Scénariste américain né à Boston en 1960, il commence sa carrière par l’écriture d’une histoire accompagnant Green Lantern #162 pour DC Comics en 1983. Il écrira ensuite pour Marvel Comics, Eclipse Comics et Harris Comics principalement avant de connaître la gloire avec Marvels en 1994. A partir de là, sa carrière se déroule principalement entre les Big Two avant de créer, chez Image, avec notamment Alex Ross, la maxi série Astro City.
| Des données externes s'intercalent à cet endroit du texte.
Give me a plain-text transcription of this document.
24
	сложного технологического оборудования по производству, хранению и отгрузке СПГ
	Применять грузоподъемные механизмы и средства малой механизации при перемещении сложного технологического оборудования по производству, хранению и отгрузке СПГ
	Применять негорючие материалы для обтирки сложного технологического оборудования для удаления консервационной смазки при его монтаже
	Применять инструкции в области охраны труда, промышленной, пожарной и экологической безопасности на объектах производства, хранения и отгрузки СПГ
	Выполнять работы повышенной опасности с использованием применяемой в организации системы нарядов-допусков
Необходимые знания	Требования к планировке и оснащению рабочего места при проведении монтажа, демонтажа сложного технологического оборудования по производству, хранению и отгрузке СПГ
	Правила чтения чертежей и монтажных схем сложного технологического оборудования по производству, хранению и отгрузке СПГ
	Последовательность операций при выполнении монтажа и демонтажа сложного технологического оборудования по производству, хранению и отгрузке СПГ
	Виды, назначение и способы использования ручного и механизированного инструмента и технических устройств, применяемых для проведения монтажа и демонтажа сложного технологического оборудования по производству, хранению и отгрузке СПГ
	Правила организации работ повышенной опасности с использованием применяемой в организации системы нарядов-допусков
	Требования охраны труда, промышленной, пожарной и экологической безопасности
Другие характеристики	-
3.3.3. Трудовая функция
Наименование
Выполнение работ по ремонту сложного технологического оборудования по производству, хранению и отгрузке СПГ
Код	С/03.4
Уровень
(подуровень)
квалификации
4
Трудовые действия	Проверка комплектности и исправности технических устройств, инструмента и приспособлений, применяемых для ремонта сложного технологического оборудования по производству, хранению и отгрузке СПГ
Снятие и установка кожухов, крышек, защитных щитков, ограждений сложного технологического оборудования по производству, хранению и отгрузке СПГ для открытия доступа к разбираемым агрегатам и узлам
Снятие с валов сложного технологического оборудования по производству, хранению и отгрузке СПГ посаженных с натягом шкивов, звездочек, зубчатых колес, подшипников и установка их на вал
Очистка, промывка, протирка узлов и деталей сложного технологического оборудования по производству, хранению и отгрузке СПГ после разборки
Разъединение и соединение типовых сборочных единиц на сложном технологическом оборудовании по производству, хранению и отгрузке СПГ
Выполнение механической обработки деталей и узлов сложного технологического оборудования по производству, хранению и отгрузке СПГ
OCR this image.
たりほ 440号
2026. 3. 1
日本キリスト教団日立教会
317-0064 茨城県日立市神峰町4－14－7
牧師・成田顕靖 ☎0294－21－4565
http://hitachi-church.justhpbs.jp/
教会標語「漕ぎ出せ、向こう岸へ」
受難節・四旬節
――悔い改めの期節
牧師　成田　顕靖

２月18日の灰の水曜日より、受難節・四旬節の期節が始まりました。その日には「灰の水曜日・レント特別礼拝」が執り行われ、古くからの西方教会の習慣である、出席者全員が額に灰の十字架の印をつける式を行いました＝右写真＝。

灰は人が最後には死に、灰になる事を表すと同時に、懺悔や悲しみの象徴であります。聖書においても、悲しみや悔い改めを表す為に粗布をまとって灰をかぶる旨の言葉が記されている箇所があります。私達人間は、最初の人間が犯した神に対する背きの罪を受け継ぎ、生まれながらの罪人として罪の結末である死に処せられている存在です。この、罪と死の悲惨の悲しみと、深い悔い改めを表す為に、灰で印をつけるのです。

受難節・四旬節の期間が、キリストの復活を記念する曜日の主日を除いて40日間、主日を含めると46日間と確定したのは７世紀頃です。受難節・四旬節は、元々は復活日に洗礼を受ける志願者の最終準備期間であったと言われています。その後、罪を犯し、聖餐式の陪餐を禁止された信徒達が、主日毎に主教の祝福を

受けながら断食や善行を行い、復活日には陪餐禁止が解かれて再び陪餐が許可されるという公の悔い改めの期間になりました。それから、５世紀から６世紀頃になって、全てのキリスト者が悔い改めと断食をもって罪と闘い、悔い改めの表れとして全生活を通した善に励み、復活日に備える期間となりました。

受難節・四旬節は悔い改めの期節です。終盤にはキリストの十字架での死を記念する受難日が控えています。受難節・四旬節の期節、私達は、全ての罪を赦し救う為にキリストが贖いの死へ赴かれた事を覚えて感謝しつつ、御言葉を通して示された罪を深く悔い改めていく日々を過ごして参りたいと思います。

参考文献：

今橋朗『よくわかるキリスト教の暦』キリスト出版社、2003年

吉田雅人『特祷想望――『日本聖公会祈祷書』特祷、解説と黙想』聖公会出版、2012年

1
Alex Ross est, quant à lui, un peintre et illustrateur américain né en 1970 à Portland. Après avoir découvert les super-héros grâce au dessin animé Spider-Man diffusé durant l’émission The Electric Company et approfondi le sujet au cours de ses études à l’American Academy of Art de Chicago, il commence sa carrière en illustrant Terminator : The Burning Earth chez NOW Comics en 1990. Son style ultra réaliste lui vaudra bien vite une comparaison avec Norman Rockwell. Après le succès de Marvels en 1994, son rythme de parution s'accélère. Il crée avec Busiek sur Astro City un titre indépendant, puis chez DC Comics avec Mark Waid, la maxi série Kingdom Come, qui dévoile un futur possible de Batman et autres héros DC. Toujours chez l’éditeur aux deux lettres et sous la plume de Paul Dini, il dessine une série de comics rendant hommage aux plus grands héros de DC Comics et revisitant leurs origines. Actuellement, son travail s’admire principalement chez Marvel où il réalise les couvertures de The Amazing Spider-Man et The Avengers. Mais son oeuvre se contemple en dehors du format papier des comics, avec des créations d’artworks pour des jeux vidéo, des créations de costumes (non utilisés) pour les films Spider-Man de Sam Raimi, des pochettes d’albums (pour le groupe Anthrax notamment) et l’affiche de la 74ème cérémonie des Oscars, dans un style super héroïque.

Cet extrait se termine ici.